Having come from a prominent Tennessee family, Lizzie Porter joined into marriage in 1883 with Nashvillian William Woodfolk, the son of a once-wealthy landholder from Jackson County, Tennessee. She was 22 and he was 48.

Unfortunately, toward the end of the decade, Woodfolk was embroiled in a series of inheritance and debt litigations, contributing to the marriage’s dissolution by 1890.

In 1897, at age 36, she married a second time, to the widower William Henry Watson who was 52 and owned a livery stable. He was likely a friend of her father’s for he also had served in the 9th Cavalry – in Company G.

William and Lizzie lived together in the house on West 6th until at least 1900 but, by 1910, William was living with his daughter. He died in 1913.

William Henry Watson

Some time after her mother died in 1928, Lizzie took in boarders. One of them was my grandfather’s brother Willis White, a local policeman. Because of Willis, I was handed down a dinner bell and bird bath that once graced Miss Lizzie’s backyard.

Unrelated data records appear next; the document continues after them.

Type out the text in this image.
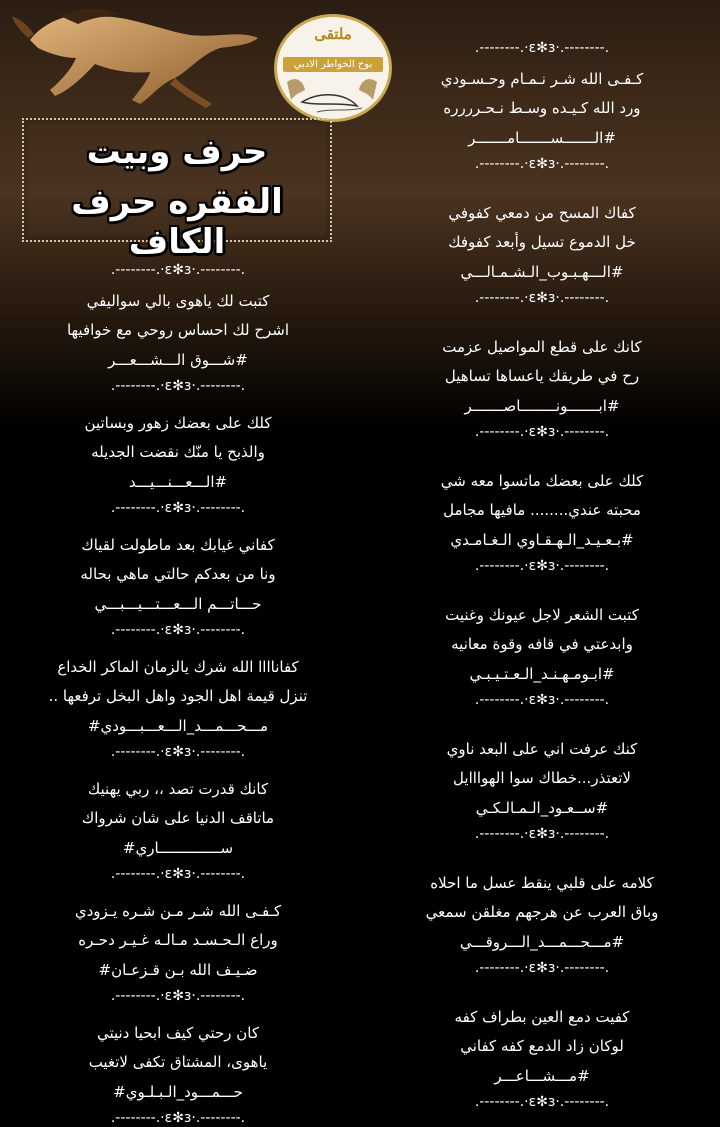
ملتقى
بوح الخواطر الادبي
حرف وبيت
الفقره حرف الكاف
.--------.·ɛ✻ɜ·.--------.
كـفـى الله شـر نـمـام وحـسـودي
ورد الله كـيـده وسـط نـحـرررره
#الـــــــســـــــامـــــــر
.--------.·ɛ✻ɜ·.--------.
كفاك المسح من دمعي كفوفي
خل الدموع تسيل وأبعد كفوفك
#الـــهـبـوب_الـشـمـالـــي
.--------.·ɛ✻ɜ·.--------.
كانك على قطع المواصيل عزمت
رح في طريقك ياعساها تساهيل
#ابـــــــونــــــــاصـــــــر
.--------.·ɛ✻ɜ·.--------.
كلك على بعضك ماتسوا معه شي
محبته عندي........ مافيها مجامل
#بـعـيـد_الـهـقـاوي الـغـامـدي
.--------.·ɛ✻ɜ·.--------.
كتبت الشعر لاجل عيونك وغنيت
وابدعتي في قافه وقوة معانيه
#ابـومـهـنـد_الـعـتـيـبـي
.--------.·ɛ✻ɜ·.--------.
كنك عرفت اني على البعد ناوي
لاتعتذر...خطاك سوا الهوااايل
#ســعـود_الـمـالـكـي
.--------.·ɛ✻ɜ·.--------.
كلامه على قلبي ينقط عسل ما احلاه
وباق العرب عن هرجهم مغلقن سمعي
#مـــحـــمـــد_الـــروقـــي
.--------.·ɛ✻ɜ·.--------.
كفيت دمع العين بطراف كفه
لوكان زاد الدمع كفه كفاني
#مـــشـــاعـــر
.--------.·ɛ✻ɜ·.--------.
.--------.·ɛ✻ɜ·.--------.
كتبت لك ياهوى بالي سواليفي
اشرح لك احساس روحي مع خوافيها
#شـــوق الـــشـــعـــر
.--------.·ɛ✻ɜ·.--------.
كلك على بعضك زهور وبساتين
والذبح يا منّك نقضت الجديله
#الـــعـــنـــيـــد
.--------.·ɛ✻ɜ·.--------.
كفاني غيابك بعد ماطولت لقياك
ونا من بعدكم حالتي ماهي بحاله
حـــاتـــم الـــعـــتـــيـــبـــي
.--------.·ɛ✻ɜ·.--------.
كفاناااا الله شرك يالزمان الماكر الخداع
تنزل قيمة اهل الجود واهل البخل ترفعها ..
مـــحـــمـــد_الـــعـــبـــودي#
.--------.·ɛ✻ɜ·.--------.
كانك قدرت تصد ،، ربي يهنيك
ماتاقف الدنيا على شان شرواك
ســــــــــــــاري#
.--------.·ɛ✻ɜ·.--------.
كـفـى الله شـر مـن شـره يـزودي
وراع الـحـسـد مـالـه غـيـر دحـره
ضـيـف الله بـن قـزعـان#
.--------.·ɛ✻ɜ·.--------.
كان رحتي كيف ابحيا دنيتي
ياهوى، المشتاق تكفى لاتغيب
حـــمـــود_الـبـلـوي#
.--------.·ɛ✻ɜ·.--------.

Willis died in 1939, and my father believed the old car they found in Miss Lizzie’s garage was his.

Willis White, center. I own the billy club hanging from his belt, as well as, his police whistle.

Speaking of my father, Jack White, he worked for the Railway Express Agency, and every year he would deliver oranges in the winter time to Miss Lizzie’s front door. They were sent from a nephew who lived in Los Angeles.

Miss Lizzie was hard of hearing so she left a rock on the front porch that delivery men were to hammer against the door frame where she could hear them. A portion of the frame had been beaten to a smooth bowl shape over the years by this practice.

One cold winter morning, my father was standing on the porch by an old couch covered by an even older wool rug, and he was holding a crate of oranges in one hand, as he used the other to pound on the door with the rock.

Suddenly, a deep, ghostly voice emanated from beneath the rug.

“Yeeeees…”

It was Miss Lizzie.

Miss Lizzie died October 24, 1965 at the age of 104. The following year the house was torn down and her valuable — and not-so-valuable — possessions were auctioned for charity.

Lizzie and all her Maury County Pillow and Porter ancestors are buried at Rose Hill Cemetery.